Concern about the future of Germany as a business location is therefore not unfounded. Because I am convinced that this time, unlike in the past, a very specific group of companies will be hit particularly hard. A look at the insolvency figures of the past ten years shows that statistically just under half of the insolvent companies belonged to the service sector, followed by 20 percent from trade and about 8 percent from manufacturing. Nine out of ten affected companies had up to 10 employees, only 40 percent of the companies were older than ten years.

This structure is likely to change significantly in the coming months. For example, we expect massive insolvencies increase in the manufacturing sector as well as among companies that are more than ten years old - and thus at the heart of the German SME sector. Because these companies have the most employees in Germany, there could be significant job losses.

The development is also worrying from a restructuring perspective. Although we now have a whole range of good tools at our disposal for judicial and extrajudicial restructuring, the number of company liquidations will continue to rise. Among other things, there is a lack of fixed parameters to guide the parties involved - including the banks - in the increasingly complex restructuring process. The risk: many of the jobs threatened by insolvency will not be saved this time. The risk of a creeping deindustrialisation of Germany can thus no longer be dismissed out of hand.

Speaking of banks. For them, the development is both a curse and a blessing. On the one hand, write-offs on loan commitments will increase significantly, which will have a negative impact on margins. On the other hand, the rise in interest rates will have a positive effect. Whether the overall development will have a positive or negative impact is not yet foreseeable. What does seem clear, however, is that the new credit commitment of the banks is likely to develop more selectively. This will make restructuring even more difficult and require a stronger commitment of the shareholders. If this does not happen, insolvency will ultimately be the more likely option for many companies than out-of-court restructuring.

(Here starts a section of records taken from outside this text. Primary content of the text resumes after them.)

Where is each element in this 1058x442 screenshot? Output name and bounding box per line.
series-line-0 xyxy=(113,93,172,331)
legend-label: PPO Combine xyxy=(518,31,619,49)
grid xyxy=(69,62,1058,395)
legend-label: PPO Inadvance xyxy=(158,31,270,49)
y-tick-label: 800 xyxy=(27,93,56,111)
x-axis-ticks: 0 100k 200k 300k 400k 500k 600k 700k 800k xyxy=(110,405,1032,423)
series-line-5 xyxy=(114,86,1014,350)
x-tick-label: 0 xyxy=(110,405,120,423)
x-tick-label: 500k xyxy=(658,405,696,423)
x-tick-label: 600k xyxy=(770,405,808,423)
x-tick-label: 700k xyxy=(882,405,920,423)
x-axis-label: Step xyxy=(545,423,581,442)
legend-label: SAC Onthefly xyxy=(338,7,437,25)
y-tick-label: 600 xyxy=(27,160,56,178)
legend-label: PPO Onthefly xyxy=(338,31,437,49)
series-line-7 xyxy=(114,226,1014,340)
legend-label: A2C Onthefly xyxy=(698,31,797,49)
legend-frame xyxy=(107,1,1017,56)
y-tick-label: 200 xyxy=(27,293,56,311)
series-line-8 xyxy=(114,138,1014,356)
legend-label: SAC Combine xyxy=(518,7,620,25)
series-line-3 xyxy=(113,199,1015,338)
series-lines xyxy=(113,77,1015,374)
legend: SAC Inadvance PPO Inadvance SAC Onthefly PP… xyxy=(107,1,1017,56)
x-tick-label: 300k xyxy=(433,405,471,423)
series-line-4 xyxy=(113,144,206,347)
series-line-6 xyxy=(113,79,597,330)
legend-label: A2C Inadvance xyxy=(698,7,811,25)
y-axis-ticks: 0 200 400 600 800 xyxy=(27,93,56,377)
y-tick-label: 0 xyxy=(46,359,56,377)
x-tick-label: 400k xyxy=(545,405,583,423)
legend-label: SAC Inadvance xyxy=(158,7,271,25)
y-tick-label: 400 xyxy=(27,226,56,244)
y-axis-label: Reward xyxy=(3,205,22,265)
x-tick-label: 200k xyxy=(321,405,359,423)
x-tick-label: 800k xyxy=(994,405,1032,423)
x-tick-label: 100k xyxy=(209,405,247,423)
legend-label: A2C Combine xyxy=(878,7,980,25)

How can politics provide support in this situation? In my opinion, there should be rethink on the political stage about its ambitious climate targets, among other things, in order to give companies time to overcome the current crisis. Afterwards, extensive structural investments are on the agenda, which by no means all will be able to cope with. Policymakers should provide greater relief for small and medium-sized companies in particular for the implementation of climate protection measures through special subsidy programmes. Non-repayable grants are more effective than traditional loans.